Teams faced a new decade with new cars, revised regulations and factories unwilling to play ball. The days of showroom models being built specifically to bring speed on the track, it seemed, were over… except they weren’t.
A new name had arrived, one that would deliver Holden even more on-track success than the celebrated Monaro and Torana and draw the line between hot Australian road cars and their racing brethren closer than at any time since the production-series days of the late 1960s and early 1970s. That name? Commodore.
The Commodore was a success right off the bat. Peter Brock and his Holden Dealer Team took the first VB Commodore racer to victory in its first race, that opening round of the 1980 championship at Symmons Plains. More wins and the ATCC followed. Then “ in its VC successor, which had gone on sale that year “ Brock snared the Sandown 400 and Bathurst 1000 as well.
The Holden Dealer Team’s (HDT) racing activities were more deeply intertwined with the latest road car than just merely racing it. When Holden pulled the pin in 1979, Brock bought the team and called on a network of Holden dealers to help him finance the reborn racing operation for 1980. They said yes, but only if he’d supply them with a hot Commodore to tempt punters onto the showroom floor.
And so HDT Special Vehicles was born. Its first car, September 1980’s VC Commodore HDT, was not specifically built for homologation purposes in the manner of a Torana A9X or some of its successors, but the team would never have made it onto the grid that year without it. In a roundabout way, it would drive the future direction of both road and racing Commodores.
HDT might have achieved vast success with the VB/VC in 1980, but by 1981 Dick Johnson and his Ford XD Falcon had grabbed the ATCC ascendency. The Commodore had excellent aero/road-holding qualities for the era but lacked the grunt from its five-litre V8 to match it with Ford’s 5.8-litre equivalent, and Holden’s “factory’ team would lobby governing body CAMS hard for a solution during this time.
For HDT the answer was its hot new road car; the revised-for-1980 Group C regs had mandated the use of production cylinder heads, and the big-valve units fitted to the HDT Commodore were far more efficient than the small-valve “pollution’-spec equivalents currently fitted to the racers.
But the big-valve VC was trouble for HDT from the start.
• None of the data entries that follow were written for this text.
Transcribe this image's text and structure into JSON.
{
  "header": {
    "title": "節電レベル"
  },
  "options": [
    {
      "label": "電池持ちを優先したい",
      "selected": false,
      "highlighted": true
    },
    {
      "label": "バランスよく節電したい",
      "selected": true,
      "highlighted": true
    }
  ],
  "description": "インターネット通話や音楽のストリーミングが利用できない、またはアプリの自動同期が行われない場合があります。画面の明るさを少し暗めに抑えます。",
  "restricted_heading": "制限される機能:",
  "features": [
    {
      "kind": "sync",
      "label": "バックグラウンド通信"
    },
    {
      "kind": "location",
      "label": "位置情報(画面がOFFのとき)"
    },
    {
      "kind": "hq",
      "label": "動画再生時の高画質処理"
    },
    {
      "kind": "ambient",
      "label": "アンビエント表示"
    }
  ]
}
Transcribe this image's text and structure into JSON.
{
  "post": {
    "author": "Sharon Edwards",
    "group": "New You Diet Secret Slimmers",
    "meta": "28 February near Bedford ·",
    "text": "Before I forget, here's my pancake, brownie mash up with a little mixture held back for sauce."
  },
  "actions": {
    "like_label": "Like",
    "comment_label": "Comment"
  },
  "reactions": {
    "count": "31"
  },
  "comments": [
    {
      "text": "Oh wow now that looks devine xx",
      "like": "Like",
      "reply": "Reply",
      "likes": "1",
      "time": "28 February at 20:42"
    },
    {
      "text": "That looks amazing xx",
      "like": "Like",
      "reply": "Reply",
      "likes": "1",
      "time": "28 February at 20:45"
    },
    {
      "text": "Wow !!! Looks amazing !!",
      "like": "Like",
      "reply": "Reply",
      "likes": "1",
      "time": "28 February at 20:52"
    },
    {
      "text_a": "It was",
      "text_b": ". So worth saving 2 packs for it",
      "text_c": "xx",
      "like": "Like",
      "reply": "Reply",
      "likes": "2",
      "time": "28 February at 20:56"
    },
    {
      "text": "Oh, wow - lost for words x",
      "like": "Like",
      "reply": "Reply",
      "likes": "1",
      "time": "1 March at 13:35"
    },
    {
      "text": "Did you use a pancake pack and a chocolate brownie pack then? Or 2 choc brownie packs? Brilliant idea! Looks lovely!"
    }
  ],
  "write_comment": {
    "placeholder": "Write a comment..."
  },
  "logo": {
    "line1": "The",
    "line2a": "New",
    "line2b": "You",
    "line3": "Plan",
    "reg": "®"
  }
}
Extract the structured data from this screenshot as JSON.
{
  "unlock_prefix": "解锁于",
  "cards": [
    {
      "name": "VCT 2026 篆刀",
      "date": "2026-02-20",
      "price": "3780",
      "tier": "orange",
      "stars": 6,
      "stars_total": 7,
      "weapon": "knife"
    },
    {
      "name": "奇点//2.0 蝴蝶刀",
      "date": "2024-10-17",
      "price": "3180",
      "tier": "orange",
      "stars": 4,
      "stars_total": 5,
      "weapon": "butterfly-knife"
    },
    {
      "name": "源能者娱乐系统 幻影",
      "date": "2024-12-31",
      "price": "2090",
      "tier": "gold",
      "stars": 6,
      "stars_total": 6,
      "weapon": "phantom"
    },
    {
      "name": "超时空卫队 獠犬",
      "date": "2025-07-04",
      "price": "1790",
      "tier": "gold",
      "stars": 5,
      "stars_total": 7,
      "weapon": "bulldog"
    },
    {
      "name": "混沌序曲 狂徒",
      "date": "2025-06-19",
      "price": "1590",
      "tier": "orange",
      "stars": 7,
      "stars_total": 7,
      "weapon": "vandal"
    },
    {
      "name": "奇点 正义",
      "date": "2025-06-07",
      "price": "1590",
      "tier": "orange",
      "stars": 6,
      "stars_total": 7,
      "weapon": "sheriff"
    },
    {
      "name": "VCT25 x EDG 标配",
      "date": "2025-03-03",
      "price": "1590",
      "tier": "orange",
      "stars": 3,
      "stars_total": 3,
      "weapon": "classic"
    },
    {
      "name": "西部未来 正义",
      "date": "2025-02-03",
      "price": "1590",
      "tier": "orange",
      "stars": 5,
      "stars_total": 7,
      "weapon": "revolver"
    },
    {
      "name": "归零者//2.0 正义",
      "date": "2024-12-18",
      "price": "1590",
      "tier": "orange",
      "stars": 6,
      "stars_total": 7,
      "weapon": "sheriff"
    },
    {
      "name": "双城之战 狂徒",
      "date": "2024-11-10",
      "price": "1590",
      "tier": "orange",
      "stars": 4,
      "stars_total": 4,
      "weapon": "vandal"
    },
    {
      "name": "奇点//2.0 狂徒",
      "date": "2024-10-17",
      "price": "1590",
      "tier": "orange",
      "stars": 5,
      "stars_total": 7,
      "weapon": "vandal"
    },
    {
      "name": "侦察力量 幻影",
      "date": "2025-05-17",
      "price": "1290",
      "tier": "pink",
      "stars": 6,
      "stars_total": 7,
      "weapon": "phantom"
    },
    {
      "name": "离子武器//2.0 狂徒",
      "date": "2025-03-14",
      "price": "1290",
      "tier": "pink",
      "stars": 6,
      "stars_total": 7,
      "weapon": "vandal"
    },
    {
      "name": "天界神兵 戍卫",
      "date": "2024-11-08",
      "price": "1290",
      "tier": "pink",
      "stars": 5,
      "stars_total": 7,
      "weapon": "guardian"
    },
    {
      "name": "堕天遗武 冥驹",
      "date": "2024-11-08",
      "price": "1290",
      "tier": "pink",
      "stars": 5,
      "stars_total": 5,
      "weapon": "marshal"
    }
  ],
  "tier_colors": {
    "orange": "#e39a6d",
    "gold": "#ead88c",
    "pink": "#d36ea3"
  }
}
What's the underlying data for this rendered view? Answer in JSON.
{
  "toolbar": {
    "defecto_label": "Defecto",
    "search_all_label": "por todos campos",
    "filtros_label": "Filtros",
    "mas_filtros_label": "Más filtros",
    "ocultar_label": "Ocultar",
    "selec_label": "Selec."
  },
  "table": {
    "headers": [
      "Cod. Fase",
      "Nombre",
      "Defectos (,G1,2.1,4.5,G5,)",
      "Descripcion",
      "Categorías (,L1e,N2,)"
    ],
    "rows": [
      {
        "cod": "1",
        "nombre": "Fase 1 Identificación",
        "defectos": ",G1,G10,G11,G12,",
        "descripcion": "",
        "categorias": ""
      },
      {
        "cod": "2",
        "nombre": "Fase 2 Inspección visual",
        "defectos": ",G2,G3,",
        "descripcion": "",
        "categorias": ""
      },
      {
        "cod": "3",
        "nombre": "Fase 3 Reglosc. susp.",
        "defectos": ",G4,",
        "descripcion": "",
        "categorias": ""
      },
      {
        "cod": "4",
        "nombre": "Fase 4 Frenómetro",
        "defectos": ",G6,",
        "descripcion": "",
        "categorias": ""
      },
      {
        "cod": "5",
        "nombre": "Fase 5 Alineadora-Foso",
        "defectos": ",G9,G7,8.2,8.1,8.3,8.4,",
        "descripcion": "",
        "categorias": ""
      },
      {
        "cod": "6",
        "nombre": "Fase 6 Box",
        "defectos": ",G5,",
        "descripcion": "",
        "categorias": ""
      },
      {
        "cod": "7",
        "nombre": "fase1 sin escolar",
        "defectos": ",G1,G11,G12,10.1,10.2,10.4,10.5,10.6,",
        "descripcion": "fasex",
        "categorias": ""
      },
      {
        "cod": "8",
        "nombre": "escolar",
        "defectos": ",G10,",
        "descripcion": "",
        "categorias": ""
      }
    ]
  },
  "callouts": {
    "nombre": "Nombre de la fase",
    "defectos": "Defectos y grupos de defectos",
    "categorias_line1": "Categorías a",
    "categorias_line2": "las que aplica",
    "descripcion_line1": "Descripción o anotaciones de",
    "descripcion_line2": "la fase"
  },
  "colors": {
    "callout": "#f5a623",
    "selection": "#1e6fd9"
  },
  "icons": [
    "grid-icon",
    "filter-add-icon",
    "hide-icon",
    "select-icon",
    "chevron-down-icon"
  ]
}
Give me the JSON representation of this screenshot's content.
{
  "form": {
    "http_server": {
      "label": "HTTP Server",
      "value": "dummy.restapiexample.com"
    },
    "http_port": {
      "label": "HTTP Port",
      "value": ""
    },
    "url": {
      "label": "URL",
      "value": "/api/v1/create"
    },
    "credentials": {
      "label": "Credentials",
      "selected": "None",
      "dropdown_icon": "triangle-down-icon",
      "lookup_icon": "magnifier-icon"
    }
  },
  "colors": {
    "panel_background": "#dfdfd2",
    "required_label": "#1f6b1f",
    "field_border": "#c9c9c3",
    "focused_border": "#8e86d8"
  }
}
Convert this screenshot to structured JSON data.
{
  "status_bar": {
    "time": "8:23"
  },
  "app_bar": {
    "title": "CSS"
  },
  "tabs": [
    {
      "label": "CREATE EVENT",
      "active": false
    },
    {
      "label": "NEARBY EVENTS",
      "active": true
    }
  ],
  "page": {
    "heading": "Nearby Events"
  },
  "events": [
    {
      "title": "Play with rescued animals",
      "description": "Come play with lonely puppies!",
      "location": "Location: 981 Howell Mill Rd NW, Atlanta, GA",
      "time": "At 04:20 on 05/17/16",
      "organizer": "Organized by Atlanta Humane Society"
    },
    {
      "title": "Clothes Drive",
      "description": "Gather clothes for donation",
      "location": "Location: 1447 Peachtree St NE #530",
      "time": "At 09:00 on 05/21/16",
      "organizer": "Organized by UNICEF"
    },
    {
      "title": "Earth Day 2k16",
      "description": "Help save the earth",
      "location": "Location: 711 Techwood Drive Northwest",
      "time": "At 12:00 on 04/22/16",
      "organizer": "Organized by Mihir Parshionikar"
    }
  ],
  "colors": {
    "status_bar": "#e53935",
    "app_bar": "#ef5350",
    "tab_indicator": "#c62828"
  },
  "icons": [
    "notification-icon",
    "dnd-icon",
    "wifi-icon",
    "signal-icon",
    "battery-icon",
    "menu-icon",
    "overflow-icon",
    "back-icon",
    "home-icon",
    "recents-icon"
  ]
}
First, production issues meant the last few of the 500 Commodore HDT road cars weren’t delivered in time to make the homologation cut-off for the 1981 enduros.
Then, when it was finally homologated for 1982, CAMS (Confederation of Australian Motor Sport) slapped it with a 50kg weight penalty, owing to the big-valve HDT road car being based on the heavier Commodore SL/E body rather than the small-valve base model.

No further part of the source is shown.